Work Package 2 synthesised the results of the questionnaire identifying the following characterisation challenges described by the EUG:
- The proper characterization of conditioned legacy/ historical waste packages
- The determination of alpha and beta activities in conditioned RW due to signal attenuation by the waste packages and backfill (compacted drums, concrete)
- The detection of difficult to measure isotopes and sealed radioactive sources
- The limited traceability of the chemical content of waste packages
- The accessibility of the waste for sampling, difficulties in monitoring waste drums packed deeply in a storage facility
- The characterization and reconditioning of the waste already stored in a storage facility
R&D needs described by the EUG mainly related to the development of novel non-destructive methods capable of detecting the radiological (including α and β emitters) and fissile mass content as well as the chemical content of a range of conditioned waste packages.
Work Package 3 was focused on the development of calorimetry to measure the heat generation of a package and therefore infer information about the activity. A study of the uncertainties related to existing characterisation methods in conjunction with calorimetry was undertaken. Focusing on gamma and neutron methods, MCNP simulations were undertaken to determine the effect of different drum contents and arrangements on the detectable gamma/neutron flux emerging from a 200L drum. It was shown that gamma flux can be attenuated by a factor of two orders of magnitude while neutron flux can be attenuated by a factor of two. The heat flux conversely, was shown to remain largely unaffected, demonstrating the utility of calorimetry as a complementary technology.

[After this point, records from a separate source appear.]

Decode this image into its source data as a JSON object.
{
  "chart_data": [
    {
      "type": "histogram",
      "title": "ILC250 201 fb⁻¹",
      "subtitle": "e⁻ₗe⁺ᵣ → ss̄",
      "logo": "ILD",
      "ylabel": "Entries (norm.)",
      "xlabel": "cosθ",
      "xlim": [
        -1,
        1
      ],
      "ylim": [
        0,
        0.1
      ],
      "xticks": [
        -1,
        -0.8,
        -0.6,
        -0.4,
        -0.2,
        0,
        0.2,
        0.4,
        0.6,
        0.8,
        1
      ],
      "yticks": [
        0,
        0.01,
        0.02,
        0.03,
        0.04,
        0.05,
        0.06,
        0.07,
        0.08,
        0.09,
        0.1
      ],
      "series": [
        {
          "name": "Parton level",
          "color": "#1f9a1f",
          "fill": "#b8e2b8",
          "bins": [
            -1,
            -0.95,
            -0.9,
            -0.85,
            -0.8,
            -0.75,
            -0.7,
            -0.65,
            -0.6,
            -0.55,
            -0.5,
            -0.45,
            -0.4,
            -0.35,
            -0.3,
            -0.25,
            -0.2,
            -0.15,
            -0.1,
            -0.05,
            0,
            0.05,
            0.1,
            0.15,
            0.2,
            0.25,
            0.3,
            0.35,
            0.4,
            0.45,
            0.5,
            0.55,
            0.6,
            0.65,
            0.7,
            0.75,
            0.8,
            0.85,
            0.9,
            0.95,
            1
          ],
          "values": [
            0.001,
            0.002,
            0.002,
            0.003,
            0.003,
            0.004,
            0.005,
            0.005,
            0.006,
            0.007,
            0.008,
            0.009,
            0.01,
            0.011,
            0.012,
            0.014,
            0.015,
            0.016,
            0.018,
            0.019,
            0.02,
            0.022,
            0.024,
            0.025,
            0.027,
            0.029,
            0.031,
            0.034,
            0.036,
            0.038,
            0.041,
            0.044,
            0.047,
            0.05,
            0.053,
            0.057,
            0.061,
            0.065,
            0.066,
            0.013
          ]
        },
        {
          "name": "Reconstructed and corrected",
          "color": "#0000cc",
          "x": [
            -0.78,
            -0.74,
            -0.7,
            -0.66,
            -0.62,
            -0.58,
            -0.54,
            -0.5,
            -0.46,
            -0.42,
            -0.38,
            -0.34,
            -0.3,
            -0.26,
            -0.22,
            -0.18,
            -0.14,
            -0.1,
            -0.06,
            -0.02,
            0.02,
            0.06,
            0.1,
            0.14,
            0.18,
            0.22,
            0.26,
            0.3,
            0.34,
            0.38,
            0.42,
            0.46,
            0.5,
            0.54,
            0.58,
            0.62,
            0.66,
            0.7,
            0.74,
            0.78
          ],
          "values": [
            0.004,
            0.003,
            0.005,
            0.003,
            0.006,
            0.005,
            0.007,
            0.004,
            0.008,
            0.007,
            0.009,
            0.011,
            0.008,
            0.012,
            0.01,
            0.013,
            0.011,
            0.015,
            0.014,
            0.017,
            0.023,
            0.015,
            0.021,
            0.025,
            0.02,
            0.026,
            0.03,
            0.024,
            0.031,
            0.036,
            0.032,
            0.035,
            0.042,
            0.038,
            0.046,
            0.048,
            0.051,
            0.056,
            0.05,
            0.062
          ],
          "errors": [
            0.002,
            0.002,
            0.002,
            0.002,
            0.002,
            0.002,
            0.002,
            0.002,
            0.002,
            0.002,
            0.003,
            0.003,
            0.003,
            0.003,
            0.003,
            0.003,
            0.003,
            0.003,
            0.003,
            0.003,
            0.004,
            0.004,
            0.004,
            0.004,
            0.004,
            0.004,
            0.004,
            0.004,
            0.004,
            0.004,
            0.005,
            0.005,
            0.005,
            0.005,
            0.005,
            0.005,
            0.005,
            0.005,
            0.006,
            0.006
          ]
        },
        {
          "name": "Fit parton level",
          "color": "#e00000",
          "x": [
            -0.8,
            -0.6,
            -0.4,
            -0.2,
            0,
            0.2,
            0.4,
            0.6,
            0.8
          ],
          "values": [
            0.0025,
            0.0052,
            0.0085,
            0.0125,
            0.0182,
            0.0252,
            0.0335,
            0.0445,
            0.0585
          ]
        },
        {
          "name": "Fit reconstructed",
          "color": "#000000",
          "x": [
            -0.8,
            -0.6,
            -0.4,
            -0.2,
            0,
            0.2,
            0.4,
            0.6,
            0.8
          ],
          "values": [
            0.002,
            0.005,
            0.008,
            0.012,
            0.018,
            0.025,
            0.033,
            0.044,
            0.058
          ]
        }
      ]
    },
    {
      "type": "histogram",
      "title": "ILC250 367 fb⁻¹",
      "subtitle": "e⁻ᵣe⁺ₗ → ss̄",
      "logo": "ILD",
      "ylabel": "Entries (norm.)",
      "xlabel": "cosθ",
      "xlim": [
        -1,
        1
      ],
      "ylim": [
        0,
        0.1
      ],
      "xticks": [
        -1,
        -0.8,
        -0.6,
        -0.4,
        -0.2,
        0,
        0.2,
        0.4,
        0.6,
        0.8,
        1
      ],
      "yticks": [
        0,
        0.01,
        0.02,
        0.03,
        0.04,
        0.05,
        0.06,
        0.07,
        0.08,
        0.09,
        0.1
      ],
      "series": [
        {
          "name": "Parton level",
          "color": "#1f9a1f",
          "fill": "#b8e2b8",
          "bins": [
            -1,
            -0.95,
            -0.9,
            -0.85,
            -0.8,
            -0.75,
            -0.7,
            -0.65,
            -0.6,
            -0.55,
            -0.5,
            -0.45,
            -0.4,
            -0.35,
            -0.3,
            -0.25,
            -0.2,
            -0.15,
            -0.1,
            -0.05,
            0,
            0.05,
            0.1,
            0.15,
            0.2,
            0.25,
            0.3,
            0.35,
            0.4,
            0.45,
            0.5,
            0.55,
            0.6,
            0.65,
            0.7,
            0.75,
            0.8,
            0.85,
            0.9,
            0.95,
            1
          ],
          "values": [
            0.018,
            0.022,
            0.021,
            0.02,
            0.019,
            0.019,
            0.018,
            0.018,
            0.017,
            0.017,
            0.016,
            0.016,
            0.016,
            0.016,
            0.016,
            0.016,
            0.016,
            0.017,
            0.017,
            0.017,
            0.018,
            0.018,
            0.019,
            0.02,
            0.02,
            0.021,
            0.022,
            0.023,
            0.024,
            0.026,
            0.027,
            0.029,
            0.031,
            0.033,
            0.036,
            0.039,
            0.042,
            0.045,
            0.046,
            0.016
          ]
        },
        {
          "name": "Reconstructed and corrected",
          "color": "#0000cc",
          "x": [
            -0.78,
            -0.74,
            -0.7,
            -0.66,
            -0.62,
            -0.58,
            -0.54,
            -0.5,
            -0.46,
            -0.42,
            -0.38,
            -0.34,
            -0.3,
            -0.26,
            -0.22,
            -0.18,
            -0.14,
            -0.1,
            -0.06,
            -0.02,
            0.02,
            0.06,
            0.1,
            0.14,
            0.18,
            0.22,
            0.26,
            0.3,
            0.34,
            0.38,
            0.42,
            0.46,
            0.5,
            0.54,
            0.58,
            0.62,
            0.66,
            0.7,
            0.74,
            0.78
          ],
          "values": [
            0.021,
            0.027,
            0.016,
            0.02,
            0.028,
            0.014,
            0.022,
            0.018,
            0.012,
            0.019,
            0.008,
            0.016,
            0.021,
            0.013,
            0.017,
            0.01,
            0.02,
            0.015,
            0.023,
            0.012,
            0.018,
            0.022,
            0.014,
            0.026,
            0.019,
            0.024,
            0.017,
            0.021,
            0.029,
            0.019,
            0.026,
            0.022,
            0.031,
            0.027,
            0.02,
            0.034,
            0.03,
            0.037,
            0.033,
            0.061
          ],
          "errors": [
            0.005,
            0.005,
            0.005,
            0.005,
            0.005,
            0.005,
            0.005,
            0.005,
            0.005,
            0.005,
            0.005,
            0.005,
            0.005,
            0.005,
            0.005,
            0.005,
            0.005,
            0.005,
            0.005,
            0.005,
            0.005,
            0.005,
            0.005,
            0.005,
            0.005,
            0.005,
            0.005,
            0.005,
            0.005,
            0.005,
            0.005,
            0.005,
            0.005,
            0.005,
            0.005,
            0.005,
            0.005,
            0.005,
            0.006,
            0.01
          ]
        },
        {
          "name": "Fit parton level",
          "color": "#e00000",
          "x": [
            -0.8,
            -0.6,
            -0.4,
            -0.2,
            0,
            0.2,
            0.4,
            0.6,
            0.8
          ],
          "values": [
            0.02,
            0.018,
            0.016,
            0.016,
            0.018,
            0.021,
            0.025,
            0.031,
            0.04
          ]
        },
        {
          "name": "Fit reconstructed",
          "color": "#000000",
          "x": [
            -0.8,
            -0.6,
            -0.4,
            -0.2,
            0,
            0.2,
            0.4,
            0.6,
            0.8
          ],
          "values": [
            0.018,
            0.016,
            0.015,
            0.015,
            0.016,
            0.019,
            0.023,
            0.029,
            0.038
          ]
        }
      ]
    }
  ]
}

A large calorimeter (10-3000mW range) capable of hosting a 200L drum was built for the project and tested on a number of drums, including a real waste package and a number of mock-ups. Thermal power measurements were successfully made on the trial drums and demonstrated substantially less sensitivity to source position than conventional radiometric characterisation techniques which were used in parallel. The minimum detectable power of the system was 5-15 mW under good conditions.
Work Package 4 developed a Muon Scattering Tomography system as a mobile solution for non-destructive assay of large volume nuclear waste packages. A tomography system consisting of resistive plate chambers for muon tracking and plastic scintillator triggers panels was developed. The system was supported by the development of algorithms for the identification of objects in radioactive waste packages including identification of uranium and a new approach to gas bubble and void detection.
Work Package 5 explored the application of CRDS to the detection of outgassing from radioactive waste packages. The implementation of CRDS method in measuring outgassing of 14C from graphite was demonstrated successfully. The measurements showed good repeatability and accuracy. The technique was also successfully used to measure small amounts of 14C from spent ion-exchange resins in real-time. The detection of H36Cl was shown to be possible with CRDS as suitable absorption lines were experimentally measured, the detection of 36Cl in actual nuclear wastes with this technique would however be challenging due to the low concentrations expected in the outgases.